Zamieszkam w Mikołowie ;)))
17.09.2013
Odi to młody,duży psiak,który do naszego schroniska trafił 5 listopada 2012 roku po raz pierwszy - odebrał go wtedy natychmiast właściciel,który adoptował go z schroniska w Chorzowie.Niestety bardzo aktywny tryb życia i niesamowita siła Odiego przerosła jego właścicieli, którzy z psiakiem kompletnie sobie nie dawali rady.Odi pozostawiony sam sobie szukał od razu towarzystwa i uciekał w Świat.To psiak łagodny, ale wymagający, nie wystarczy mu kawałek ogródka - potrzebny mu właściciel, który będzie z nim dużo biegał, najlepiej uprawiał jakieś sporty, ale też będzie z nim pracował nad rożnymi sztuczkami czy komendami. Na pewno jeśli Odi trafi na odpowiedniego właściciela stanie się ukochanym i idealnym pupilem :)
Witam, nie wiem czy Państwo Pamiętają Sybira niepokorny rudy pies w typie Husky i uroczego Odiego, który pojechał do Mikołowa. Odi przyjechał do Sybira na wakację, pieski się uwielbiają, z wdzięczności i sentymentu przesyłam wspólne wakacyjne zdjęcie naszych psiaków
10.07.2014
Dzień dobry,Chcielibyśmy dać znać, jak ma się Odi.

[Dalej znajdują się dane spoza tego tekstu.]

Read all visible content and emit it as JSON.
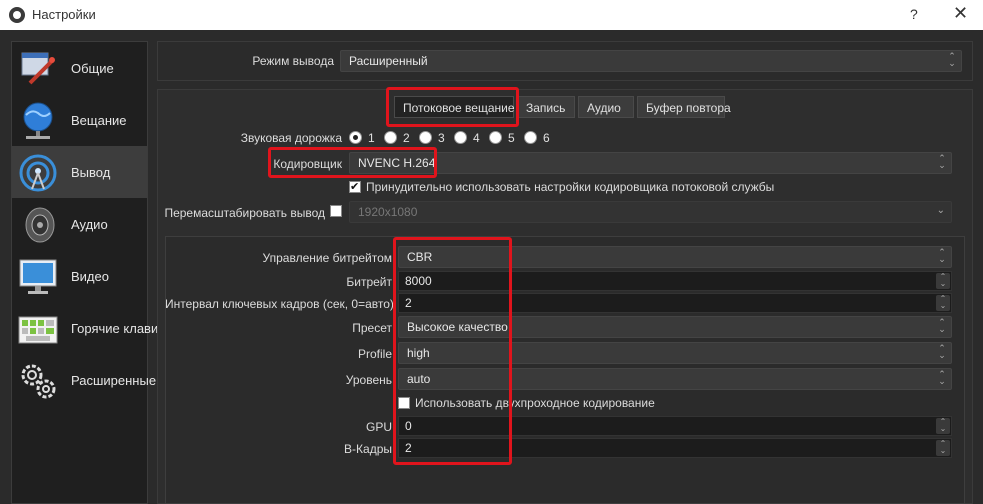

Jutro minie trzeci tydzień, od kiedy Odi do nas przybył :) Praktycznie na każdą nowo poznaną osobę jest pozytywnie nastawiony i od razu oczekuje pieszczot. Myśleliśmy, że Odi będzie bardziej indywidualistą i niedotykalskim, z uwagi na to, że ma podobno dużo z husky. Jednak już po kilku dniach zorientowaliśmy się, że potrzebuje bardzo dużo czułości i gdy tylko zacznie się go głaskać, nadstawia brzuszek i boczki :)Odi jest bardzo mądry i grzeczny, reagował na komendę "siad", w ciągu kilku dni nauczył się "na miejsce", "leżeć", już wie co znaczy "nie wolno", choć oczywiście są wyjątki... :) W nocy grzecznie śpi w swoim legowisku, nie wałęsa się po domu.Zauważyliśmy, że Odi boi się ognia (przy rozpalaniu w kominku lub nawet zapalaniu świeczki uciekał do innego pomieszczania i chował się). Ale na szczęście już nauczył się, że kominek to nic groźnego i teraz wygrzewa się pod nim jak tylko rozpalimy :)Odiś odzyskał już trochę swojej wagi, bo był niestety bardzo wychudzony. Próbujemy zapewnić mu odpowiednią ilość ruchu, bo wiemy, że bardzo tego potrzebuje. Na spacerach jest grzeczny, rzadko zdarza mu się złościć na inne psy. Spuszczony ze smyczy szaleje :)Musieliśmy czekać 2 tygodnie, żeby usłyszeć jak szczeka, niesamowite :) Odi praktycznie w ogóle nie szczeka, choć przecież potrafi.Tak więc Odi jest bardzo spokojnym i przyjacielskim pieskiem. Czujemy, że naprawdę trafiliśmy na wspaniałego i kochanego psiaka.